Auch in Niger, Burkina Faso und Mali gedeiht es. Vielfach hat die Menschenhand mühevoll nachgeholfen: In Niger beispielsweise haben Bauern Millionen neuer Bäume gepflanzt. Zugleich begünstigt das Wetter die neue Fruchtbarkeit: Wo einst noch knisternde Trockenheit herrschte, gibt es inzwischen häufigere und heftigere Niederschläge. „Es regnet wie nie zuvor“, bestätigt Kröpelin. In einigen Regionen konnten sich die Menschen in den vergangenen Monaten kaum vor den Wassermassen retten.

Es grünt so grün

Üppigere Zeiten hat die Sahara in der Vergangenheit bereits mehrfach erlebt: Seit Hunderttausenden von Jahren wechseln sich hier feuchte Perioden und krasse Dürrezeiten immer wieder ab. Die letzte Feuchtphase begann vor etwa 11.000 Jahren, und für mehr als fünf Jahrtausende war die heutige Wüste eine fruchtbare Savannenlandschaft. Dann vertrockneten die Bäume, die Grasdecke zog sich zurück. Es entstand die Wüstenlandschaft, wie wir sie heute kennen.

Bis heute diskutieren die Klimaforscher darüber, wie dieser Wandel vonstatten ging.

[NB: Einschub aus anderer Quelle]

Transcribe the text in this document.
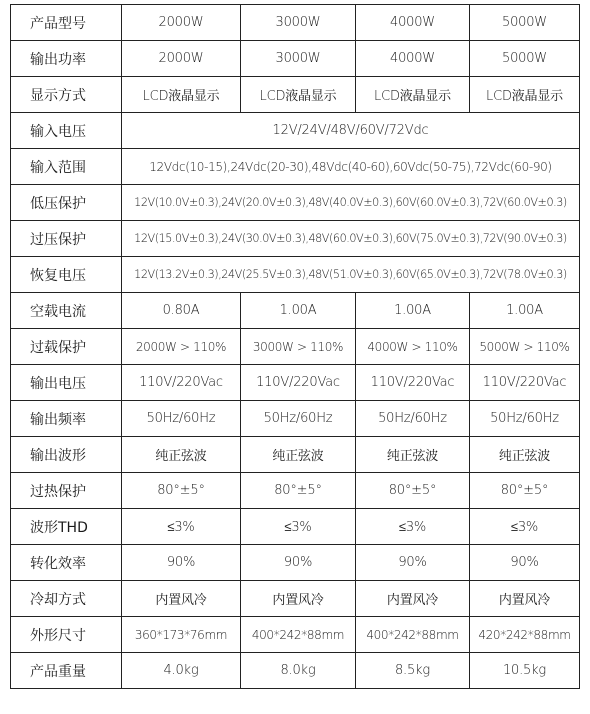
产品型号	2000W	3000W	4000W	5000W
输出功率	2000W	3000W	4000W	5000W
显示方式	LCD液晶显示	LCD液晶显示	LCD液晶显示	LCD液晶显示
输入电压	12V/24V/48V/60V/72Vdc			
输入范围	12Vdc(10-15),24Vdc(20-30),48Vdc(40-60),60Vdc(50-75),72Vdc(60-90)			
低压保护	12V(10.0V±0.3),24V(20.0V±0.3),48V(40.0V±0.3),60V(60.0V±0.3),72V(60.0V±0.3)			
过压保护	12V(15.0V±0.3),24V(30.0V±0.3),48V(60.0V±0.3),60V(75.0V±0.3),72V(90.0V±0.3)			
恢复电压	12V(13.2V±0.3),24V(25.5V±0.3),48V(51.0V±0.3),60V(65.0V±0.3),72V(78.0V±0.3)			
空载电流	0.80A	1.00A	1.00A	1.00A
过载保护	2000W > 110%	3000W > 110%	4000W > 110%	5000W > 110%
输出电压	110V/220Vac	110V/220Vac	110V/220Vac	110V/220Vac
输出频率	50Hz/60Hz	50Hz/60Hz	50Hz/60Hz	50Hz/60Hz
输出波形	纯正弦波	纯正弦波	纯正弦波	纯正弦波
过热保护	80°±5°	80°±5°	80°±5°	80°±5°
波形THD	≤3%	≤3%	≤3%	≤3%
转化效率	90%	90%	90%	90%
冷却方式	内置风冷	内置风冷	内置风冷	内置风冷
外形尺寸	360*173*76mm	400*242*88mm	400*242*88mm	420*242*88mm
产品重量	4.0kg	8.0kg	8.5kg	10.5kg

Eine Antwort hat Kröpelin mit seinem Team in den Tiefen des vier Quadratkilometer großen Yoa-Sees von Ounianga Kebir im Tschad gefunden: Dessen Sedimente lieferten ihm ein genaues Klimaarchiv der Sahara, das für den Kölner nur einen Schluss zulässt: „Die Verwüstung der Sahara war ein schleichender Prozess.“ Für die These spricht, dass auch die prähistorischen Siedler nur ganz allmählich gen Süden abwanderten. Victor Brovkin, Klimamodellierer am Hamburger Max-Planck-Institut für Metereologie hat verschiedene Szenarien am Computer durchgespielt, mit einem etwas anderen Resultat: „Der Umschwung könnte, zumindest in der West-Sahara, relativ abrupt gekommen sein.“

Die Frage ist nicht nur von akademischem Interesse, denn Forscher stützen auf die Historie ihre Prognosen für die Zukunft. Und wie die in Sahel und Sahara aussehen wird, bleibt bis heute umstritten. Dabei wird nicht nur über die Geschwindigkeit eines möglichen Klimawechsels debattiert. Auch in welche Richtung die Klimareise gehen soll, ist alles andere als klar, erklärt Brovkin: Während manche Studien der Region ein trockeneres und heißeres Klima vorhersagen, prophezeien andere eine regenreiche Zukunft. Die Gegend gilt als besonders unwägbar, denn sie reagiert auf kleinste Temperaturschwankungen und veränderte Niederschläge. Eine zentrale Rolle spielen dabei die Monsunwinde. „Die Monsune tragen die Feuchtigkeit vom Atlantik weit in die Sahara hinein“, erläutert Kröpelin.